YORKVILLE – A proposed ordinance that would prohibit adult use marijuana sales in unincorporated areas of the county has died in the Kendall County Board’s Committee of the Whole.
The committee voted, 6-3, against the measure during its Thursday, Sept. 12, meeting at the county’s office building, 111 W. Fox St., Yorkville. The action means the county opts in to adult use cannabis sales by default.
County Board members Scott Gengler, Tony Giles and Judy Gilmour voted in favor of the ordinance. Audra Hendrix, Matt Prochaska, Amy Cesich, Matt Kellogg, Robyn Vickers and chairman Scott Gryder voted against. Elizabeth Flowers was absent from the meeting.
County Board Chairman Scott Gryder said he has seen numbers that suggest traffic accidents and fatalities have increased, along with the black market for marijuana still being prevalent because the legal product is heavily taxed. However, he said, the question at hand is not whether the county should make its use legal, since the state already determined that.
“It’s whether or not we opt in or out of the program that’s already been legalized by the state of Illinois,” Gryder said. “I do want to remind everybody that’s why we’re here today.”
County Board Vice Chairman Amy Cesich said she agreed with Gryder’s point about the purpose of the committee’s discussion. She said she believes it’s the county’s responsibility to zone, regulate and tax it for the benefit of other facets of the county, including the sheriff’s office.

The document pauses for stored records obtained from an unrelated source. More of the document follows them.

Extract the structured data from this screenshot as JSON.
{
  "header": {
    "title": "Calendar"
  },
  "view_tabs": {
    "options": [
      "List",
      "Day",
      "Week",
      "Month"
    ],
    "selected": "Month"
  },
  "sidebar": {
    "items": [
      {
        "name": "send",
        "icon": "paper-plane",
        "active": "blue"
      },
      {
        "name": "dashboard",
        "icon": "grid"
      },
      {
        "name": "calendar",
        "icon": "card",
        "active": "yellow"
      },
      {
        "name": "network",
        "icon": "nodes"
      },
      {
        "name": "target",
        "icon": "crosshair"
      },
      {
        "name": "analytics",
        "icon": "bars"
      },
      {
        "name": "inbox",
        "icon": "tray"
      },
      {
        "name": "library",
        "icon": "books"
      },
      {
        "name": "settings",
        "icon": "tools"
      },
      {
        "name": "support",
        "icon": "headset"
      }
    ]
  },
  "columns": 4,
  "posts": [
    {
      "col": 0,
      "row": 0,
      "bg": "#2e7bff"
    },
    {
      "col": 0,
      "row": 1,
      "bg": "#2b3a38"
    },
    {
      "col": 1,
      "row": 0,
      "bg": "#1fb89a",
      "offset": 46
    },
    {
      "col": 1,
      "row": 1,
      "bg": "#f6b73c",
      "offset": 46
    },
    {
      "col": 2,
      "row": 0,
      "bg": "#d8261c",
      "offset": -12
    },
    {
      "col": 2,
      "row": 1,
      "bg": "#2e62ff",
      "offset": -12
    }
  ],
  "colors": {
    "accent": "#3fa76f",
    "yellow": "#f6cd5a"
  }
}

“My point is, it’s here,” Cesich said. “Let’s be responsible about it.”
Giles, who also is a teacher at Oswego East High School, said he’s against legalizing recreational marijuana use in general, citing concerns about respiratory failure in kids as a result of vaping and THC products not helping the problem.
If the county were to opt in for sales, he said, the county is basically saying smoking is OK and that the county would be endorsing that kind of behavior.
“At some point, you have to stand up for what’s right, even if you’re standing alone,” Giles said.
County Board member Audra Hendrix, who voted against the ordinance, said not selling marijuana in the county won’t change behavior, the rate of traffic isn’t any higher in states where it’s legalized than in states that haven’t legalized it and it could help with reducing incidents of illicit marijuana use in youth decreases. She said she was citing a report from the Drug Policy Alliance, a nonprofit organization that supports legalizing marijuana use.
Giles said his concerns with the report Hendrix was citing included Democratic philanthropist George Soros’ heavy involvement in the organization and what biases that may imply.
Janet Kenyon of Bristol said during public comment after the vote that she was disappointed with the end result. She said the county didn’t need to resort to adult use cannabis sales for extra revenue for communities and schools, it will increase expenses that would come back to stakeholders and the decision may cause her to re-evaluate her choice of residence.
“You failed me, people,” Kenyon said. “You failed me.”
Gryder said the next steps will include the county continuing to address the zoning aspect of adult use cannabis, which is set to go before the county’s regional planning commission during its 7 p.m. Sept. 25 meeting. The proposed zoning amendment then would go to the county Zoning Board of Appeals at 7 p.m. Monday, Sept. 30, for a public hearing, and is set to come back to the Planning, Building and Zoning Committee in November.